LYFT (NASDAQ:LYFT) last released its quarterly earnings data on Wednesday, August 7th. The ride-sharing company reported ($0.68) earnings per share for the quarter, topping the consensus estimate of ($1.66) by $0.98. The company had revenue of $867.30 million for the quarter, compared to the consensus estimate of $809.64 million. LYFT’s revenue was up 71.8% on a year-over-year basis. On average, equities research analysts anticipate that LYFT Inc will post -11.38 EPS for the current fiscal year.
In other news, General Counsel Kristin Sverchek sold 6,000 shares of the firm’s stock in a transaction on Tuesday, September 3rd. The stock was sold at an average price of $47.97, for a total value of $287,820.00. Following the completion of the sale, the general counsel now owns 206,969 shares of the company’s stock, valued at $9,928,302.93. The sale was disclosed in a legal filing with the SEC, which is accessible through this link. Also, EVP Ran I. Makavy sold 70,000 shares of the firm’s stock in a transaction on Monday, August 19th. The stock was sold at an average price of $52.11, for a total value of $3,647,700.00. The disclosure for this sale can be found here.

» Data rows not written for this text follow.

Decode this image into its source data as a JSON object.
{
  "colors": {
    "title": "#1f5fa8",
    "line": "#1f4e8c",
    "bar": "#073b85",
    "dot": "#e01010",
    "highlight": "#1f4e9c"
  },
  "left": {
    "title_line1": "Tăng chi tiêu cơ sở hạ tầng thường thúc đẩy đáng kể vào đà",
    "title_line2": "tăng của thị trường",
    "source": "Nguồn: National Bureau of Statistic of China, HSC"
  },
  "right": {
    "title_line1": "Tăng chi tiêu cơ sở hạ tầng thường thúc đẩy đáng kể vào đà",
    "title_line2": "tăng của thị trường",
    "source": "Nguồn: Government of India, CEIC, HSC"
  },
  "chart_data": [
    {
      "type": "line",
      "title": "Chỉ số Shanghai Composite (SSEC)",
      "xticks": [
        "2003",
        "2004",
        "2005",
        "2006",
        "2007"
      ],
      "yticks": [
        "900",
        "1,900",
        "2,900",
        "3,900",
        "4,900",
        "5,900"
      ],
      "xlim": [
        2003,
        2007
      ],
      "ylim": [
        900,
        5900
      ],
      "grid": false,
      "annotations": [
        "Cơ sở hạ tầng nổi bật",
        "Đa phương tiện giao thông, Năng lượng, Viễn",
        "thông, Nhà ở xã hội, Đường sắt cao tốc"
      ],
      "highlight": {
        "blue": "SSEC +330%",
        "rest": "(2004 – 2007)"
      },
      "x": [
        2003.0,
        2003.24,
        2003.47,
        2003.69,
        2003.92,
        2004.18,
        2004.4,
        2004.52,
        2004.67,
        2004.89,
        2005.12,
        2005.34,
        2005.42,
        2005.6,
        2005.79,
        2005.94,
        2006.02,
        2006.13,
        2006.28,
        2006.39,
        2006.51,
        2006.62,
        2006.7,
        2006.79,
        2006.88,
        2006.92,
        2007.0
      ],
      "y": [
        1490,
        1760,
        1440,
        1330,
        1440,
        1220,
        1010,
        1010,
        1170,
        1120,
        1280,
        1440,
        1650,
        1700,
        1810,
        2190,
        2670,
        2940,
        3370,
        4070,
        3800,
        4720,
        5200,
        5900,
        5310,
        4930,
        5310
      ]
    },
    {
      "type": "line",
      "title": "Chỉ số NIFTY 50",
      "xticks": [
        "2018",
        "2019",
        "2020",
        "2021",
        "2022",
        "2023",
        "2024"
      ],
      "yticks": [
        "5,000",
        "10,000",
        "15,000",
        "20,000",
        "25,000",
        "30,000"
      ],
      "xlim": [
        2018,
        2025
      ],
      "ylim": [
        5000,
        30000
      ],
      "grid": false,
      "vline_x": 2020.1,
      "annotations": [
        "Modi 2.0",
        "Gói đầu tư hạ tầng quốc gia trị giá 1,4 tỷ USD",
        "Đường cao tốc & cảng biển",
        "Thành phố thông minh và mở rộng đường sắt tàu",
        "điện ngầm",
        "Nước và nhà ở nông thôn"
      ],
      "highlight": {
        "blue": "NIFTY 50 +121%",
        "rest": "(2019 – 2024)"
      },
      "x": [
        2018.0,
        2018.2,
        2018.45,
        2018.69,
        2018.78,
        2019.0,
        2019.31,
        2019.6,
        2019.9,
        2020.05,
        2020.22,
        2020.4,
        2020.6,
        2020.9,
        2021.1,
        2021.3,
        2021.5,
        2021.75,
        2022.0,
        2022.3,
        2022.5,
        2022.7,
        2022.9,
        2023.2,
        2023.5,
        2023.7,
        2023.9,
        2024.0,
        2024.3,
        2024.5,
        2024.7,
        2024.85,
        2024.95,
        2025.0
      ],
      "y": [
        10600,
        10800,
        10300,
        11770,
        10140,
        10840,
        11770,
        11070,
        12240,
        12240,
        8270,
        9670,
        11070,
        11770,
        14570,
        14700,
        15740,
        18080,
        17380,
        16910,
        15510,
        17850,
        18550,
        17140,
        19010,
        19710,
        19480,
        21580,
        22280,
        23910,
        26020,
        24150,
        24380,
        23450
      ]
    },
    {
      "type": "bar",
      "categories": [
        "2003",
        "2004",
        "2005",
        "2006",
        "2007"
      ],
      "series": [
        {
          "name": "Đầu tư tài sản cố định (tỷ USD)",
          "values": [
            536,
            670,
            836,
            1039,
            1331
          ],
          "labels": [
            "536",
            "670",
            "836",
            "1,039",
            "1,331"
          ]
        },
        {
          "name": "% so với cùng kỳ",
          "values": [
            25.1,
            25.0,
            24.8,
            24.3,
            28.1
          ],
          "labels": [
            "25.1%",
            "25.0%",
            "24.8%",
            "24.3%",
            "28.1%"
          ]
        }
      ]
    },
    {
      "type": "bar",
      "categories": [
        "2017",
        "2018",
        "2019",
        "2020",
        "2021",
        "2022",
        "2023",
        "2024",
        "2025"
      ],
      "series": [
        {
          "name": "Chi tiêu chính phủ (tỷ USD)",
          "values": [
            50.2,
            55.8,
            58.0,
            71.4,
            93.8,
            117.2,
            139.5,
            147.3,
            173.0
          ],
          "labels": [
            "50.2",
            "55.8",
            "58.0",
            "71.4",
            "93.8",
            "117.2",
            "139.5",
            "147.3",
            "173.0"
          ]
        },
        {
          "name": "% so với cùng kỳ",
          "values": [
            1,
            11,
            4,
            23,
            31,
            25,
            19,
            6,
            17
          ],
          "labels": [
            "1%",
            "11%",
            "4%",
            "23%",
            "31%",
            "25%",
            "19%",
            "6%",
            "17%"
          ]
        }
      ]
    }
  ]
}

Over the last three months, insiders have sold 111,000 shares of company stock valued at $5,563,370.
LYFT Company Profile
Lyft, Inc operates a peer-to-peer marketplace for on-demand ridesharing in the United States and Canada. It provides Ridesharing Marketplace, which facilitates lead generation, billing and settlement, support, and related activities to enable drivers to provide their transportation services to riders.